Müfessirlere göre ayette “Yusuf’u o yere yerleştirdik”ten maksat şu ki Yusuf’un Mısır’a gelmesi ve Mısır Aziz’inin yaşamına girmesi, o hazretin gelecekte fevkalade güçlenmesinin zeminini oluşturdu. Belki de bu ibareden maksat şu ki Mısır Azizi’nin sarayındaki ihtişamlı ve nimet içinde yaşam, kuyunun dibindeki korku ve yalnızlık içinde yaşamla asla kıyaslanamazdı.

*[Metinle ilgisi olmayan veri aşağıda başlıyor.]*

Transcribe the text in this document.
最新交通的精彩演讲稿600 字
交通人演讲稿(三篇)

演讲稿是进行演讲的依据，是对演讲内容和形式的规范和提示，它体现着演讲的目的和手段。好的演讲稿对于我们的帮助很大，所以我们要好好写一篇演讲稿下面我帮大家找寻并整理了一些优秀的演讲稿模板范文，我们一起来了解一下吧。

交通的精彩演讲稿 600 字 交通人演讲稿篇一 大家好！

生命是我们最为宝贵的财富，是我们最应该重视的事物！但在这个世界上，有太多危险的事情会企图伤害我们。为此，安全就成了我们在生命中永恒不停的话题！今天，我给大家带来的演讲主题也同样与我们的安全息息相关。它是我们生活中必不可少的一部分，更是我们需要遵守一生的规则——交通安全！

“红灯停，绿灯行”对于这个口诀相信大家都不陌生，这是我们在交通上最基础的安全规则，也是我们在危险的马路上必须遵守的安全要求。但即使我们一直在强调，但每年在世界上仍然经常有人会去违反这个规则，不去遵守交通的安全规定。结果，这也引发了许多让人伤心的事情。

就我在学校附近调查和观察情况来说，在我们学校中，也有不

Hz. Yusuf bundan sonra Mısır Aziz’inin evinde büyüde ve buluğ yaşına erdi ve ilim ve hikmet sahibi oldu. Hz. Yusuf güzel ve melekuti yüzü ile Mısır Aziz’ini hayran etmişti, ancak bu arada Aziz’in eşi Züleyha da o hazrete gönül bağladı, öyle ki Yusuf’un aşkı yüreğinin ta derinliklerine işledi. Zamanla bu aşk daha da alevlendi, oysa pak ve muttaki olan Yusuf sadece Allah’ı düşünüyor ve kalbinde sadece yüce Allah’ın aşkı yer alıyordu.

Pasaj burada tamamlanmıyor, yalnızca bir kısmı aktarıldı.